Le Bureau de l'OSCE chargé des Institutions démocratiques et des droits de l'homme (ODIHR) a également pointé du doigt la "restriction des libertés fondamentales, limitant l'espace pour les voix critiques".

"Cadre juridique restrictif"

Bien que la liberté d'expression et l'accès à l'information soient garantis par la Constitution au Kazakhstan, ces derniers sont "limités par le cadre juridique restrictif" auquel s'ajoute des "cas d'intimidation et d'attaques contre les journalistes".

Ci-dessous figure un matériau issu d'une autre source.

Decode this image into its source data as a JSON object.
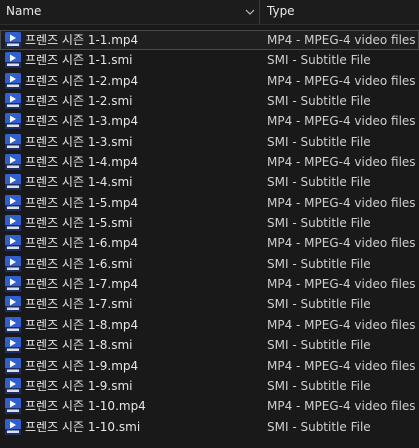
{
  "columns": {
    "name": "Name",
    "type": "Type"
  },
  "files": [
    {
      "name": "프렌즈 시즌 1-1.mp4",
      "type": "MP4 - MPEG-4 video files",
      "icon": "video-file-icon",
      "selected": true
    },
    {
      "name": "프렌즈 시즌 1-1.smi",
      "type": "SMI - Subtitle File",
      "icon": "video-file-icon"
    },
    {
      "name": "프렌즈 시즌 1-2.mp4",
      "type": "MP4 - MPEG-4 video files",
      "icon": "video-file-icon"
    },
    {
      "name": "프렌즈 시즌 1-2.smi",
      "type": "SMI - Subtitle File",
      "icon": "video-file-icon"
    },
    {
      "name": "프렌즈 시즌 1-3.mp4",
      "type": "MP4 - MPEG-4 video files",
      "icon": "video-file-icon"
    },
    {
      "name": "프렌즈 시즌 1-3.smi",
      "type": "SMI - Subtitle File",
      "icon": "video-file-icon"
    },
    {
      "name": "프렌즈 시즌 1-4.mp4",
      "type": "MP4 - MPEG-4 video files",
      "icon": "video-file-icon"
    },
    {
      "name": "프렌즈 시즌 1-4.smi",
      "type": "SMI - Subtitle File",
      "icon": "video-file-icon"
    },
    {
      "name": "프렌즈 시즌 1-5.mp4",
      "type": "MP4 - MPEG-4 video files",
      "icon": "video-file-icon"
    },
    {
      "name": "프렌즈 시즌 1-5.smi",
      "type": "SMI - Subtitle File",
      "icon": "video-file-icon"
    },
    {
      "name": "프렌즈 시즌 1-6.mp4",
      "type": "MP4 - MPEG-4 video files",
      "icon": "video-file-icon"
    },
    {
      "name": "프렌즈 시즌 1-6.smi",
      "type": "SMI - Subtitle File",
      "icon": "video-file-icon"
    },
    {
      "name": "프렌즈 시즌 1-7.mp4",
      "type": "MP4 - MPEG-4 video files",
      "icon": "video-file-icon"
    },
    {
      "name": "프렌즈 시즌 1-7.smi",
      "type": "SMI - Subtitle File",
      "icon": "video-file-icon"
    },
    {
      "name": "프렌즈 시즌 1-8.mp4",
      "type": "MP4 - MPEG-4 video files",
      "icon": "video-file-icon"
    },
    {
      "name": "프렌즈 시즌 1-8.smi",
      "type": "SMI - Subtitle File",
      "icon": "video-file-icon"
    },
    {
      "name": "프렌즈 시즌 1-9.mp4",
      "type": "MP4 - MPEG-4 video files",
      "icon": "video-file-icon"
    },
    {
      "name": "프렌즈 시즌 1-9.smi",
      "type": "SMI - Subtitle File",
      "icon": "video-file-icon"
    },
    {
      "name": "프렌즈 시즌 1-10.mp4",
      "type": "MP4 - MPEG-4 video files",
      "icon": "video-file-icon"
    },
    {
      "name": "프렌즈 시즌 1-10.smi",
      "type": "SMI - Subtitle File",
      "icon": "video-file-icon"
    }
  ],
  "colors": {
    "background": "#191919",
    "icon_blue": "#2f5fd0",
    "icon_dark": "#1b2d63"
  }
}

Par ailleurs, les "conditions d'éligibilité des candidats à la présidence sont excessivement restrictives", ce qui "limite de façon déraisonnable le droit des citoyens à se présenter aux élections", estime l'OSCE.

L'organisation salue toutefois que "pour la première fois, afin d'empêcher les votes multiples, la situation électorale des votants devait être vérifiée sur le portail en ligne de l'administration présidentielle".

Liens ambigus avec Vladimir Poutine

Le président russe Vladimir Poutine a salué lundi la victoire de Kassym-Jomart Tokaïev. "Vous avez reçu une preuve de confiance convaincante de vos compatriotes", a salué Vladimir Poutine, cité dans un communiqué du Kremlin, assurant que le "partenariat stratégique" et l'alliance entre Astana et Moscou "progressaient avec un succès remarquable".

"Je vous souhaite, cher Kassym-Jomart Kemelevitch, plein de succès, une santé solide et la prospérité", a ajouté le président russe.

Proximité et distanciation

Allié traditionnel de Moscou, le pouvoir kazakh a reçu l'aide en janvier d'un contingent militaire russe envoyé au Kazakhstan alors que la capitale économique, Almaty, était secouée par les émeutes meurtrières.

Malgré cette aide décisive, Kassym-Jomart Tokaïev a pris une certaine distance avec Moscou après l'offensive du Kremlin en Ukraine fin février.

Piques lors d'un forum à Saint-Pétersbourg

En juin, Kassym-Jomart Tokaïev a notamment publiquement critiqué son homologue russe lors d'un forum à Saint-Pétersbourg, où il s'est prononcé contre la reconnaissance des territoires séparatistes prorusses de l'Est de l'Ukraine.

Lors de ce forum, Vladimir Poutine avait, lui, à de nombreuses reprises écorché le patronyme du président kazakh en s'adressant à lui. Un signe, selon certains observateurs, d'une volonté de déstabiliser, voire de ridiculiser Kassym-Jomart Tokaïev.